On May 9, 2024, Tianjin Commission of Commerce released the Tianjin FTZ Negative List (2024 Edition) to facilitate the cross-border data flows of entities established in Tianjin FTZ. In the Tianjin FTZ Negative List, cross-border data that requires a CAC security assessment is divided into 13 categories, including: strategic materials and commodities, natural resources and environment, industry, finance, statistics, telecoms and broadcasting, housing and construction, transportation, public health, public security, internet services and e-commerce, science and technology, and personal information.
On May 16, 2024, Shanghai FTZ released trial lists of general data for three sectors (intelligent connected vehicles, biopharmaceuticals, and public funds) to facilitate cross-border data flows for entities within the Shanghai FTZ.
On March 22, 2024, China’s Cyberspace Administration of China (“CAC”) issued the Measures on Facilitating and Regulating Cross-Border Data Flows (“Measures”) in an effort to make cross-border transfers less burdensome. The Measures enable the 22 Chinese pilot Free Trade Zones (“FTZs”) to formulate a Negative List of data that are subject to the Personal Information Protection Law (“PIPL”) Article 38 cross-border transfer requirements, and they exempt transfers of any data not included on the Negative List when such transfers are initiated by a legal entity located within an FTZ.

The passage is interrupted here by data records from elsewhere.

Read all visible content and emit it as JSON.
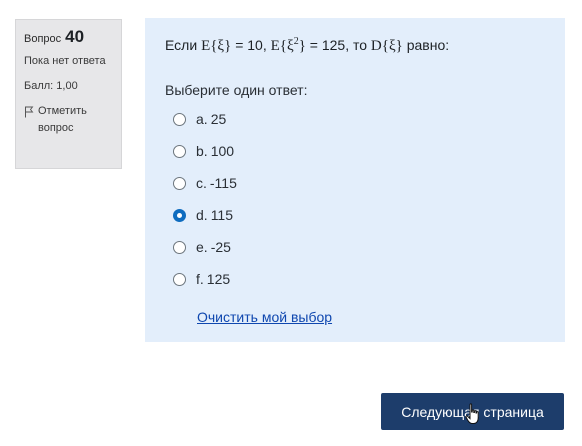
{
  "info": {
    "question_label": "Вопрос",
    "question_number": "40",
    "state": "Пока нет ответа",
    "grade": "Балл: 1,00",
    "flag_label": "Отметить вопрос"
  },
  "question": {
    "prefix": "Если",
    "e1": "E{ξ}",
    "eq1": " = 10, ",
    "e2_base": "E{ξ",
    "e2_sup": "2",
    "e2_close": "}",
    "eq2": " = 125, то ",
    "d": "D{ξ}",
    "suffix": " равно:",
    "prompt": "Выберите один ответ:"
  },
  "answers": [
    {
      "letter": "a.",
      "text": "25",
      "checked": false
    },
    {
      "letter": "b.",
      "text": "100",
      "checked": false
    },
    {
      "letter": "c.",
      "text": "-115",
      "checked": false
    },
    {
      "letter": "d.",
      "text": "115",
      "checked": true
    },
    {
      "letter": "e.",
      "text": "-25",
      "checked": false
    },
    {
      "letter": "f.",
      "text": "125",
      "checked": false
    }
  ],
  "clear_choice": "Очистить мой выбор",
  "next_button": "Следующая страница",
  "colors": {
    "panel_bg": "#e3eefb",
    "info_bg": "#e7e7e9",
    "button_bg": "#1d3d6b",
    "accent": "#0f6cbf"
  }
}
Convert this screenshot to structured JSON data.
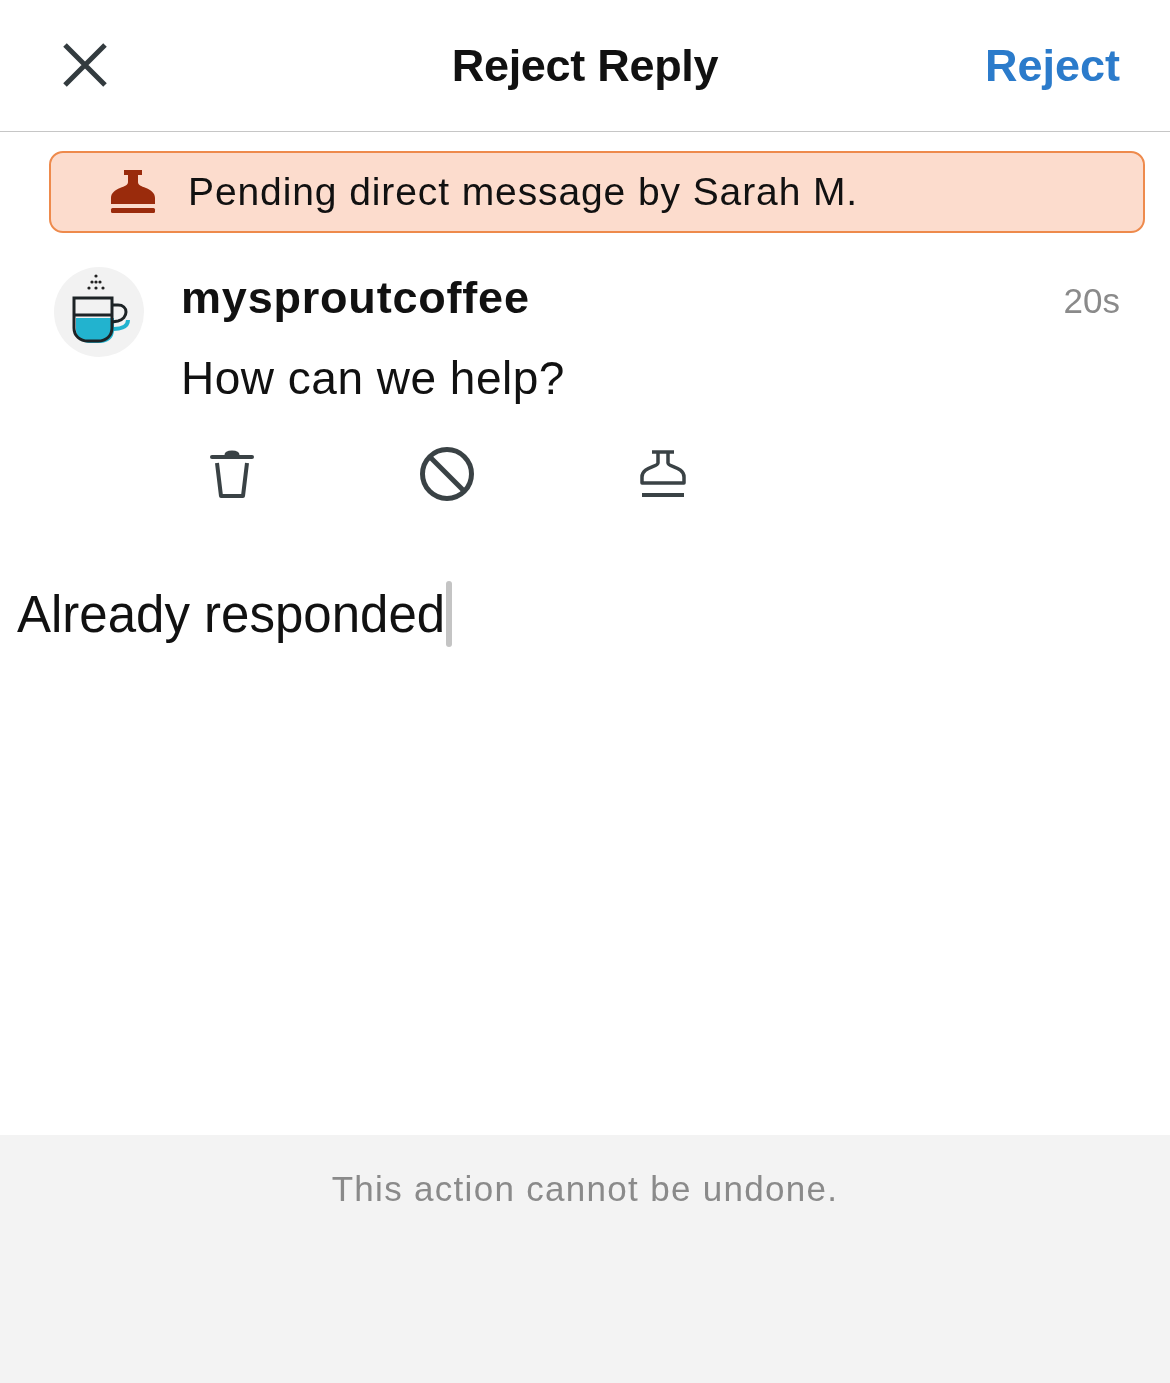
{
  "header": {
    "title": "Reject Reply",
    "action": "Reject"
  },
  "banner": {
    "text": "Pending direct message by Sarah M."
  },
  "message": {
    "author": "mysproutcoffee",
    "time": "20s",
    "text": "How can we help?"
  },
  "reason": {
    "value": "Already responded"
  },
  "footer": {
    "note": "This action cannot be undone."
  }
}
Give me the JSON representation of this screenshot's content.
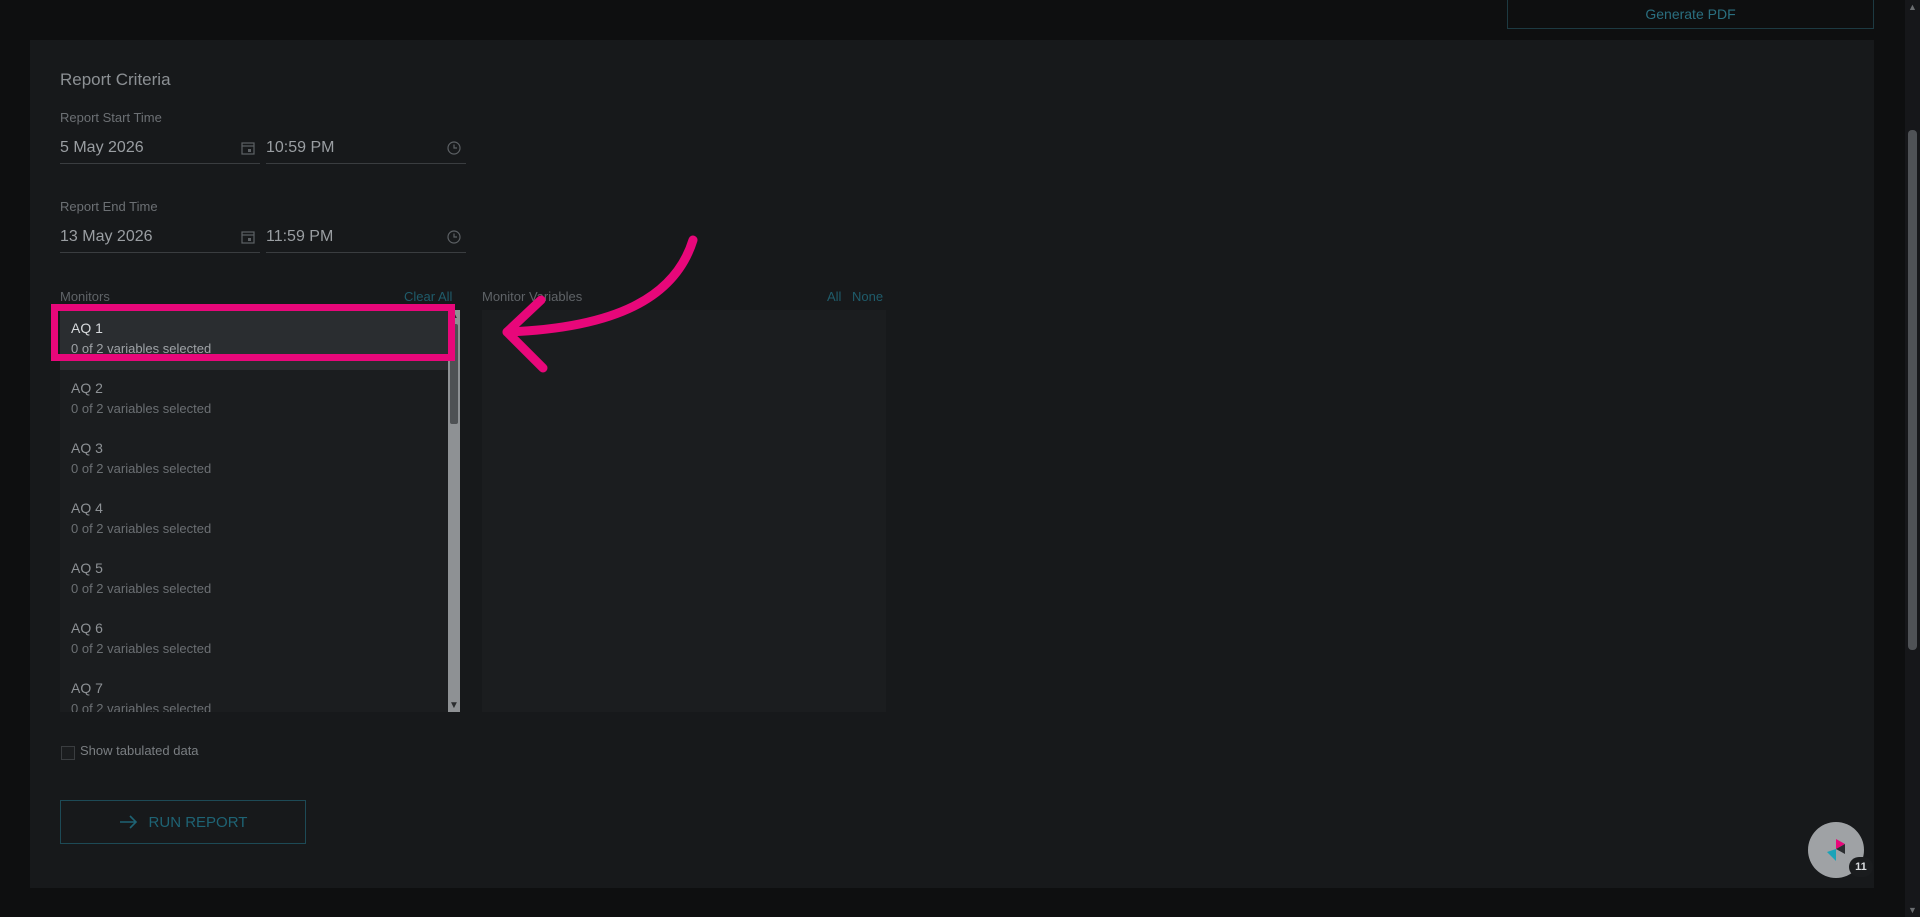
{
  "toolbar": {
    "generate_pdf_label": "Generate PDF"
  },
  "report_criteria": {
    "title": "Report Criteria",
    "start": {
      "label": "Report Start Time",
      "date": "5 May 2026",
      "time": "10:59 PM"
    },
    "end": {
      "label": "Report End Time",
      "date": "13 May 2026",
      "time": "11:59 PM"
    }
  },
  "monitors": {
    "label": "Monitors",
    "clear_all_label": "Clear All",
    "items": [
      {
        "name": "AQ 1",
        "sub": "0 of 2 variables selected",
        "selected": true
      },
      {
        "name": "AQ 2",
        "sub": "0 of 2 variables selected"
      },
      {
        "name": "AQ 3",
        "sub": "0 of 2 variables selected"
      },
      {
        "name": "AQ 4",
        "sub": "0 of 2 variables selected"
      },
      {
        "name": "AQ 5",
        "sub": "0 of 2 variables selected"
      },
      {
        "name": "AQ 6",
        "sub": "0 of 2 variables selected"
      },
      {
        "name": "AQ 7",
        "sub": "0 of 2 variables selected"
      }
    ]
  },
  "monitor_variables": {
    "label": "Monitor Variables",
    "all_label": "All",
    "none_label": "None"
  },
  "options": {
    "show_tabulated_label": "Show tabulated data"
  },
  "run_report_label": "RUN REPORT",
  "chat": {
    "badge_count": "11"
  },
  "colors": {
    "highlight": "#e8077a",
    "accent": "#1e6374",
    "background": "#0e0f10"
  }
}
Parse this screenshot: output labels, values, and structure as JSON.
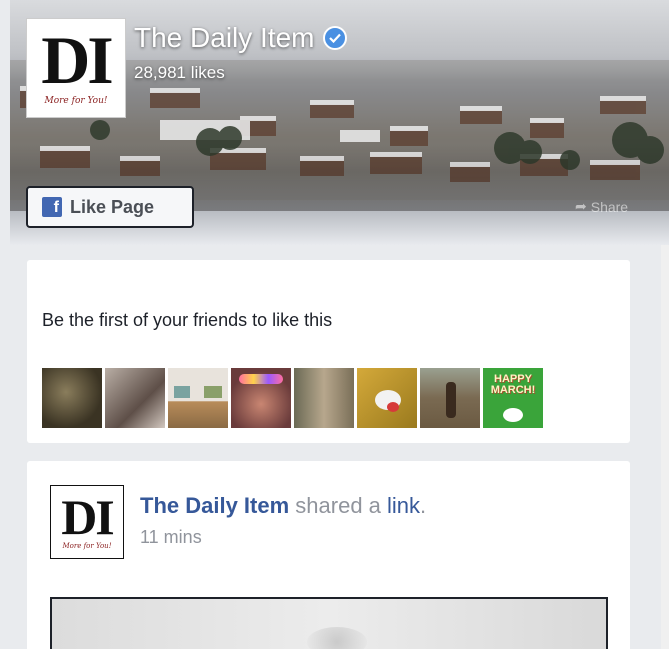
{
  "page": {
    "name": "The Daily Item",
    "likes": "28,981 likes",
    "logo_letters": "DI",
    "logo_tagline": "More for You!",
    "like_button_label": "Like Page",
    "share_label": "Share"
  },
  "friends": {
    "text": "Be the first of your friends to like this",
    "avatar_last_text": "HAPPY MARCH!"
  },
  "post": {
    "author": "The Daily Item",
    "action_text": "shared a",
    "link_text": "link",
    "link_suffix": ".",
    "time": "11 mins"
  },
  "colors": {
    "facebook_blue": "#4267b2",
    "link_blue": "#365899",
    "verified": "#4a90e2",
    "background": "#e9ebee"
  }
}
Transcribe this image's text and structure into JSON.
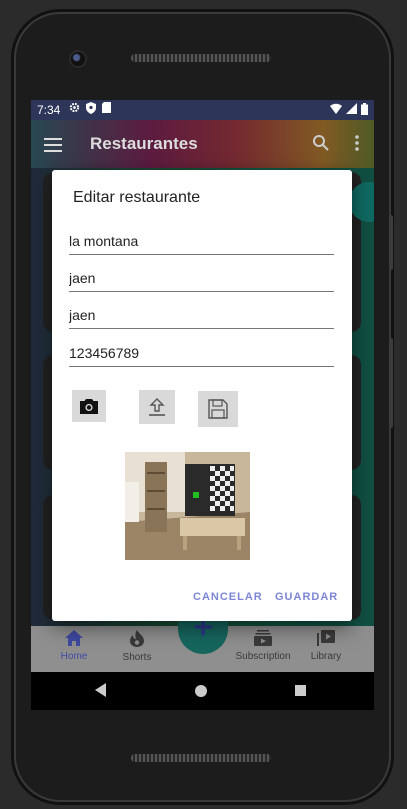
{
  "status_bar": {
    "time": "7:34",
    "left_icons": [
      "gear-icon",
      "shield-icon",
      "sd-card-icon"
    ],
    "right_icons": [
      "wifi-icon",
      "signal-icon",
      "battery-icon"
    ]
  },
  "app_bar": {
    "title": "Restaurantes",
    "icons": [
      "menu-icon",
      "search-icon",
      "overflow-icon"
    ]
  },
  "dialog": {
    "title": "Editar restaurante",
    "fields": [
      {
        "name": "nombre",
        "value": "la montana"
      },
      {
        "name": "ciudad",
        "value": "jaen"
      },
      {
        "name": "provincia",
        "value": "jaen"
      },
      {
        "name": "telefono",
        "value": "123456789"
      }
    ],
    "image_buttons": [
      "camera-icon",
      "upload-icon",
      "save-icon"
    ],
    "actions": {
      "cancel": "CANCELAR",
      "save": "GUARDAR"
    },
    "accent_color": "#7d86d6"
  },
  "bottom_nav": {
    "items": [
      {
        "label": "Home",
        "icon": "home-icon",
        "active": true
      },
      {
        "label": "Shorts",
        "icon": "flame-icon",
        "active": false
      },
      {
        "label": "Subscription",
        "icon": "subscriptions-icon",
        "active": false
      },
      {
        "label": "Library",
        "icon": "library-icon",
        "active": false
      }
    ],
    "center_action": "+"
  }
}
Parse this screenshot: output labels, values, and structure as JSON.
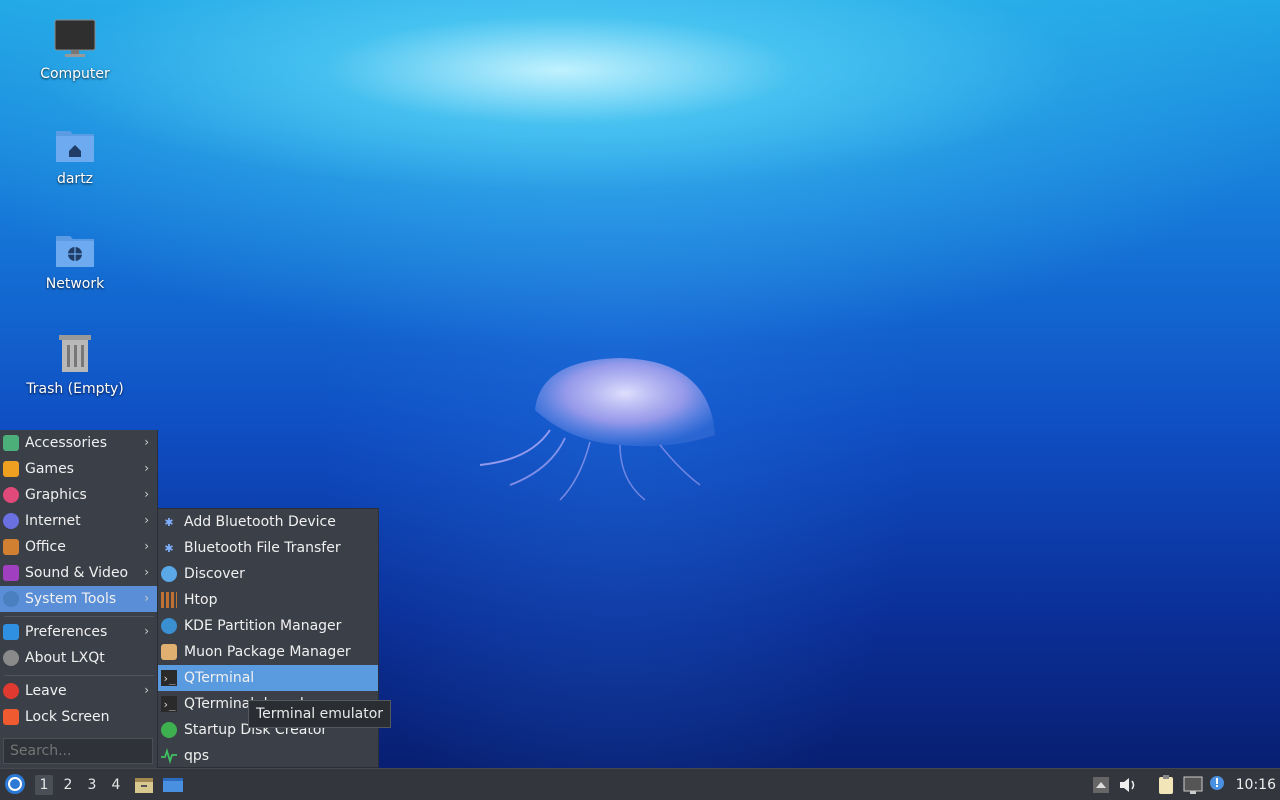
{
  "desktop": {
    "icons": [
      {
        "label": "Computer",
        "icon": "monitor-icon"
      },
      {
        "label": "dartz",
        "icon": "home-folder-icon"
      },
      {
        "label": "Network",
        "icon": "network-folder-icon"
      },
      {
        "label": "Trash (Empty)",
        "icon": "trash-icon"
      }
    ]
  },
  "menu": {
    "items": [
      {
        "label": "Accessories",
        "icon": "accessories-icon",
        "color": "#4caf7a",
        "submenu": true
      },
      {
        "label": "Games",
        "icon": "games-icon",
        "color": "#f0a020",
        "submenu": true
      },
      {
        "label": "Graphics",
        "icon": "graphics-icon",
        "color": "#e04a7a",
        "submenu": true
      },
      {
        "label": "Internet",
        "icon": "internet-icon",
        "color": "#6a70e0",
        "submenu": true
      },
      {
        "label": "Office",
        "icon": "office-icon",
        "color": "#d08030",
        "submenu": true
      },
      {
        "label": "Sound & Video",
        "icon": "sound-video-icon",
        "color": "#a040c0",
        "submenu": true
      },
      {
        "label": "System Tools",
        "icon": "system-tools-icon",
        "color": "#4a7fc0",
        "submenu": true,
        "active": true
      },
      {
        "label": "Preferences",
        "icon": "preferences-icon",
        "color": "#2f8fe0",
        "submenu": true
      },
      {
        "label": "About LXQt",
        "icon": "about-icon",
        "color": "#8a8a8a",
        "submenu": false
      },
      {
        "label": "Leave",
        "icon": "leave-icon",
        "color": "#e03a30",
        "submenu": true
      },
      {
        "label": "Lock Screen",
        "icon": "lock-icon",
        "color": "#f05a30",
        "submenu": false
      }
    ],
    "search_placeholder": "Search..."
  },
  "submenu": {
    "items": [
      {
        "label": "Add Bluetooth Device",
        "icon": "bluetooth-icon"
      },
      {
        "label": "Bluetooth File Transfer",
        "icon": "bluetooth-icon"
      },
      {
        "label": "Discover",
        "icon": "discover-icon"
      },
      {
        "label": "Htop",
        "icon": "htop-icon"
      },
      {
        "label": "KDE Partition Manager",
        "icon": "partition-manager-icon"
      },
      {
        "label": "Muon Package Manager",
        "icon": "package-manager-icon"
      },
      {
        "label": "QTerminal",
        "icon": "terminal-icon",
        "highlight": true
      },
      {
        "label": "QTerminal drop down",
        "icon": "terminal-icon"
      },
      {
        "label": "Startup Disk Creator",
        "icon": "startup-disk-icon"
      },
      {
        "label": "qps",
        "icon": "qps-icon"
      }
    ],
    "tooltip": "Terminal emulator"
  },
  "taskbar": {
    "workspaces": [
      "1",
      "2",
      "3",
      "4"
    ],
    "active_workspace": "1",
    "clock": "10:16"
  },
  "colors": {
    "menu_bg": "#3b3f47",
    "highlight": "#5a9be0",
    "taskbar_bg": "#33363c"
  }
}
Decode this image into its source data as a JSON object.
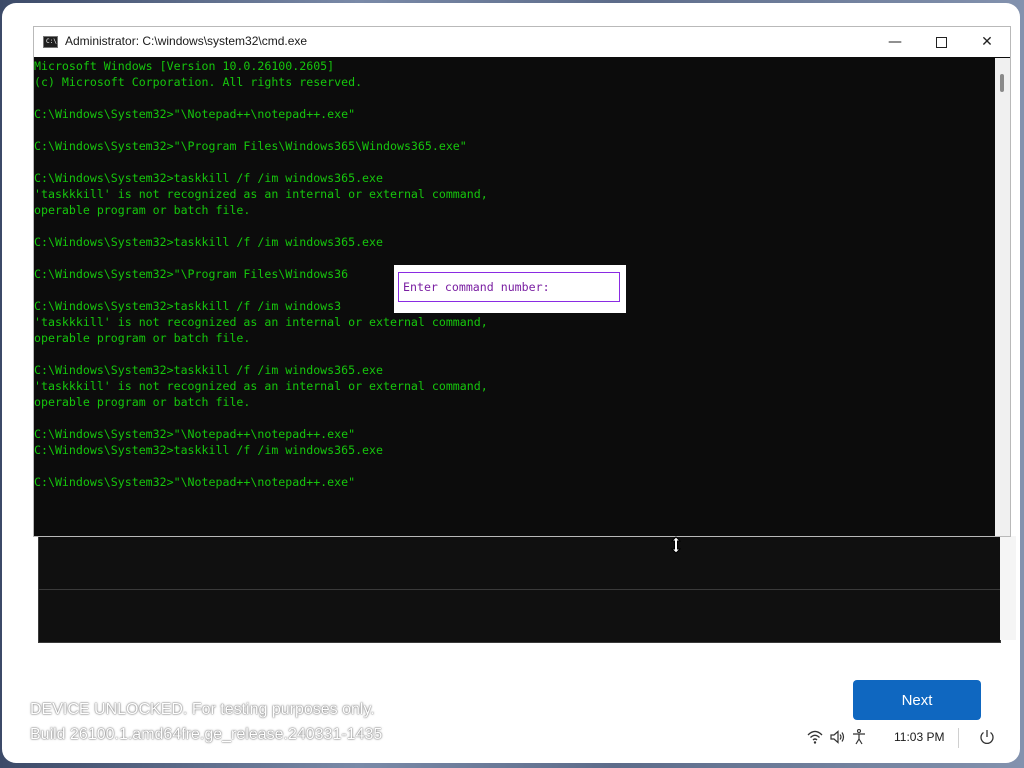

On May 9, 2024, the Tianjin Commission of Commerce released the Tianjin FTZ Negative List (2024 Edition) to facilitate the cross-border data flows of entities established in Tianjin FTZ. It is the first Negative List for cross-border data transfer published by the Chinese FTZs. The Tianjin FTZ Negative List makes clear once again that: i) transfers of personal information from Critical Information Infrastructure Operators (“CIIOs”), transfers of personal information (excluding sensitive personal information) of 1,000,000 individuals or more per calendar year, or transfers of sensitive PI of 10,000 individuals or more per calendar year, require a CAC security assessment; and ii) transfers of personal information (excluding sensitive personal information) of 100,000–999,999 individuals per calendar year or transfers of sensitive personal information of 1-9,999 individuals per calendar year require PIPL Standard Contractual Clauses ("SCCs") or personal information protection certification. In the Tianjin FTZ Negative List, cross-border data that requires a CAC security assessment is divided into 13 categories, namely: strategic materials and commodities, natural resources and environment, industry, finance, statistics, telecoms and broadcasting, housing and construction, transportation, public health, public security, internet services and e-commerce, science and technology, and personal information. It emphasizes that data involving state secrets, core data, and government data does not apply to the Tianjin FTZ Negative List and is subject to separate applicable laws and regulations.
Additionally, on May 16, 2024, Shanghai FTZ released trial general data lists for three sectors (intelligent connected vehicles, biopharmaceuticals, and public funds) to facilitate cross-border data flows for entities within the Shanghai FTZ, which remain valid until May 16, 2025. The three lists specify the data that are exempt from Article 38 safeguards, with any data not included on the lists requiring an Article 38 safeguard for cross-border transfer. Specifically, the list of general data for intelligent connected vehicles requires that the video and image data included in the list not contain personal information or Vehicle Identification Number (VIN) numbers and that any data transferred outside China not be able to be directly or indirectly identify an individual. The lists of general data for biopharmaceuticals and public funds exempt cross-border transfers by institutions in the FTZs that have transferred the non-sensitive PI of less than 100,000 individuals since January 1 of the current calendar year. In addition, the list of general data for biopharmaceuticals requires handlers to de-identify the data subject’s PI when transferring any PI included in the list.
Implications for U.S. Higher Education Institutions
The requirements pertaining to the thresholds of personal information set forth in the Tianjin FTZ Negative List and the Shanghai FTZ general data lists that are subject to the PIPL cross-border transfer requirements are unchanged from the thresholds stipulated in the Measures. In other words, entities located in the two FTZs are still required to follow the requirements associated with the thresholds of personal information under the Measures. The lists help institutions to better understand the types of data that would be considered “important” and may be subject to a CAC security assessment, although the Measures expressly state that data qualifies as Important Data only if relevant government bodies or departments have (1) notified the institution that the data qualifies as Important Data or (2) publicly disclosed that the data qualifies as Important Data. It is still not yet known if or when the other FTZs will create their Negative Lists. Institutions should continue to follow developments from the CAC so they are made aware of the publication of any additional Negative Lists.